Brutus est encore membre de Zenglen, mais Richie l’a laissé en 2011 pour créer un an plus tard «Bagay Nèf» qui allait vite devenir ce lumineux «KLASS» que l’on compte aujourd’hui dans l’industrie musicale haïtienne.
La musique dite créole, le konpa et le Zouk en particulier, a influencé des musiciens dans l’univers musical. Le Kizomba, une musique africaine, avec sa danse très populaire dans les pays lusophones et européens, a été créé sous l’influence du Zouk après une tournée du groupe Kassav’ en 1985 à Angola. Quant au Zouk, il a été créé sous l’influence du konpa. Selon le critique musical Aly Acacia, le konpa est grand-père : il enfante le zouk qui accoucha du kizomba !
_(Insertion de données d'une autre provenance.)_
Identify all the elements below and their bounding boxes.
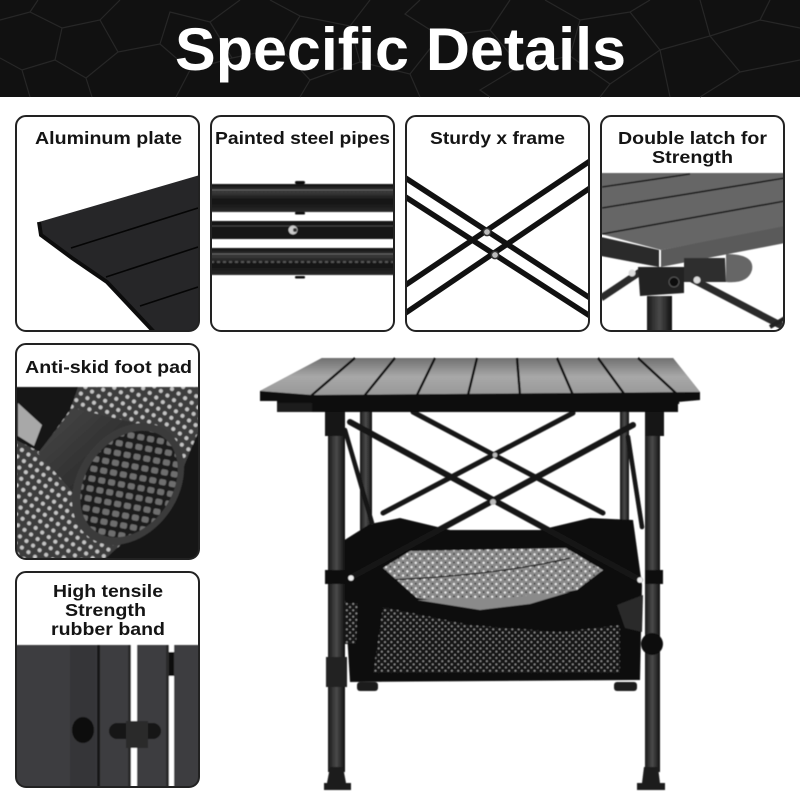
label: aluminum plate: Aluminum plate [35, 128, 182, 148]
label: anti-skid foot pad: Anti-skid foot pad [25, 357, 192, 377]
panel: sturdy x frame [404, 116, 590, 331]
label: double latch: Double latch for [618, 128, 767, 148]
header banner [0, 0, 800, 97]
title: Specific Details [175, 16, 626, 83]
panel: painted steel pipes [211, 116, 394, 331]
main table photo [260, 358, 700, 790]
label: painted steel pipes: Painted steel pipes [215, 128, 390, 148]
panel: aluminum plate [16, 116, 200, 332]
panel: rubber band [16, 572, 199, 787]
label: sturdy x frame: Sturdy x frame [430, 128, 565, 148]
label: strength: Strength [65, 600, 146, 620]
plate image [39, 175, 200, 332]
back legs [360, 410, 629, 530]
label: strength: Strength [652, 147, 733, 167]
storage net [343, 518, 643, 682]
label: rubber band: rubber band [51, 619, 165, 639]
x frame image [404, 161, 590, 316]
label: high tensile: High tensile [53, 581, 163, 601]
table top [260, 358, 700, 412]
panel: double latch [601, 116, 785, 332]
latch image [601, 173, 785, 332]
steel pipes image [211, 181, 394, 278]
x brace [345, 412, 643, 583]
foot pad image [16, 387, 207, 567]
front legs and feet [324, 412, 665, 790]
panel: anti-skid foot pad [16, 344, 207, 567]
rubber band image [16, 645, 199, 787]
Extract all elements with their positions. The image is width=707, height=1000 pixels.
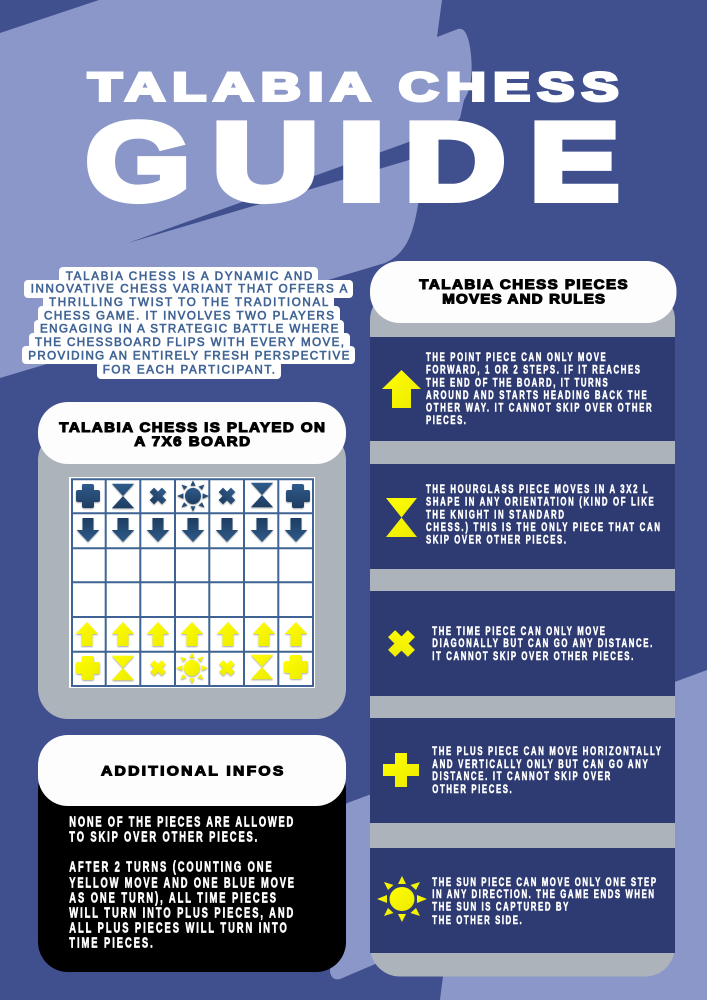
additional infos heading: ADDITIONAL INFOS xyxy=(101,764,283,779)
title line two: E xyxy=(530,100,619,223)
panel: pieces moves and rules xyxy=(370,261,676,976)
intro text block: THRILLING TWIST TO THE TRADITIONAL xyxy=(49,296,329,309)
additional infos heading xyxy=(38,735,346,806)
icon: plus xyxy=(383,753,419,787)
hourglass piece text: CHESS.) THIS IS THE ONLY PIECE THAT CAN xyxy=(426,522,660,535)
time piece text: DIAGONALLY BUT CAN GO ANY DISTANCE. xyxy=(432,638,652,651)
intro text block: ENGAGING IN A STRATEGIC BATTLE WHERE xyxy=(40,323,339,336)
background shape: upper left xyxy=(0,0,472,378)
intro text block: PROVIDING AN ENTIRELY FRESH PERSPECTIVE xyxy=(28,349,350,362)
additional infos text xyxy=(69,814,294,951)
time piece text xyxy=(432,626,652,664)
point piece text: THE POINT PIECE CAN ONLY MOVE xyxy=(426,352,606,365)
additional infos text: AS ONE TURN), ALL TIME PIECES xyxy=(69,890,276,906)
sun piece text: THE OTHER SIDE. xyxy=(432,915,522,928)
intro text block xyxy=(22,267,355,379)
sun piece text: IN ANY DIRECTION. THE GAME ENDS WHEN xyxy=(432,889,654,902)
title xyxy=(86,65,619,223)
additional infos text: YELLOW MOVE AND ONE BLUE MOVE xyxy=(69,875,294,891)
board heading xyxy=(38,402,346,464)
title line two: U xyxy=(212,100,319,223)
panel: additional infos xyxy=(38,735,346,972)
panel: board xyxy=(38,402,346,719)
title line two: D xyxy=(405,100,505,223)
hourglass piece text: SKIP OVER OTHER PIECES. xyxy=(426,534,566,547)
intro text block: TALABIA CHESS IS A DYNAMIC AND xyxy=(66,270,312,283)
blue pieces xyxy=(76,480,310,542)
chess board grid xyxy=(69,477,315,688)
intro text block: INNOVATIVE CHESS VARIANT THAT OFFERS A xyxy=(31,283,348,296)
plus piece text: OTHER PIECES. xyxy=(432,784,512,797)
additional infos text: ALL PLUS PIECES WILL TURN INTO xyxy=(69,919,287,936)
point piece text: PIECES. xyxy=(426,415,466,428)
icon: hourglass xyxy=(386,498,417,537)
title line one: TALABIA CHESS xyxy=(88,65,619,110)
plus piece text xyxy=(432,746,661,797)
hourglass piece text: SHAPE IN ANY ORIENTATION (KIND OF LIKE xyxy=(426,496,654,509)
point piece text: THE END OF THE BOARD, IT TURNS xyxy=(426,377,608,390)
additional infos text: TIME PIECES. xyxy=(69,934,153,951)
time piece text: IT CANNOT SKIP OVER OTHER PIECES. xyxy=(432,651,633,664)
yellow pieces xyxy=(76,622,308,684)
intro text block: THE CHESSBOARD FLIPS WITH EVERY MOVE, xyxy=(35,336,344,349)
additional infos text: NONE OF THE PIECES ARE ALLOWED xyxy=(69,814,293,830)
rules heading xyxy=(370,261,676,323)
rule: hourglass piece xyxy=(370,464,675,569)
sun piece text: THE SUN PIECE CAN MOVE ONLY ONE STEP xyxy=(432,877,656,890)
icon: sun xyxy=(377,876,427,922)
board heading: A 7X6 BOARD xyxy=(134,435,250,450)
icon: time cross xyxy=(382,624,421,663)
sun piece text: THE SUN IS CAPTURED BY xyxy=(432,901,568,914)
background sliver xyxy=(128,125,450,243)
point piece text: FORWARD, 1 OR 2 STEPS. IF IT REACHES xyxy=(426,364,640,377)
rules heading: TALABIA CHESS PIECES xyxy=(419,278,628,293)
additional infos text: AFTER 2 TURNS (COUNTING ONE xyxy=(69,859,272,875)
hourglass piece text: THE KNIGHT IN STANDARD xyxy=(426,509,564,522)
rule: sun piece xyxy=(370,848,675,953)
icon: point arrow xyxy=(382,370,421,408)
hourglass piece text xyxy=(426,484,660,547)
point piece text xyxy=(426,352,652,428)
intro text block: CHESS GAME. IT INVOLVES TWO PLAYERS xyxy=(44,309,334,322)
sun piece text xyxy=(432,877,656,928)
additional infos text: WILL TURN INTO PLUS PIECES, AND xyxy=(69,905,293,921)
background shape: lower right xyxy=(330,670,707,1000)
additional infos text: TO SKIP OVER OTHER PIECES. xyxy=(69,829,257,845)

Haïti, le pays natal des musiciens de Zenglen, est aussi un point focal pour la langue et la culture créoles. Toutefois, les Antilles ne sont pas en reste :
“Nou menm Antiyè n se kreyòl
S on lang ti dyòl gwo dyòl
Nou ganyen plizyè depatman
Yo chak ka pale l yon jan
Men se menmman parèyman”
Je trouve utile de rappeler qu’une distinction s’impose entre les termes « Antillais » et « Créole ». Le premier représente l’espace géographique, tandis que le second c’est l’espace culturel. Il y a des pays dans les Antilles qui n’ont pas une culture créole, comme il y a des pays ayant une culture créole, mais qui ne se trouvent pas géographiquement dans les Antilles.
Ce qui nous ramène au concept de marché linguistique développé par Pierre Bourdieu dans son livre titré « Ce que parler veut dire », paru en 1982. Il y a marché linguistique toutes les fois que quelqu’un produit un discours à l’intention de récepteurs capables de l’évaluer et de l’apprécier.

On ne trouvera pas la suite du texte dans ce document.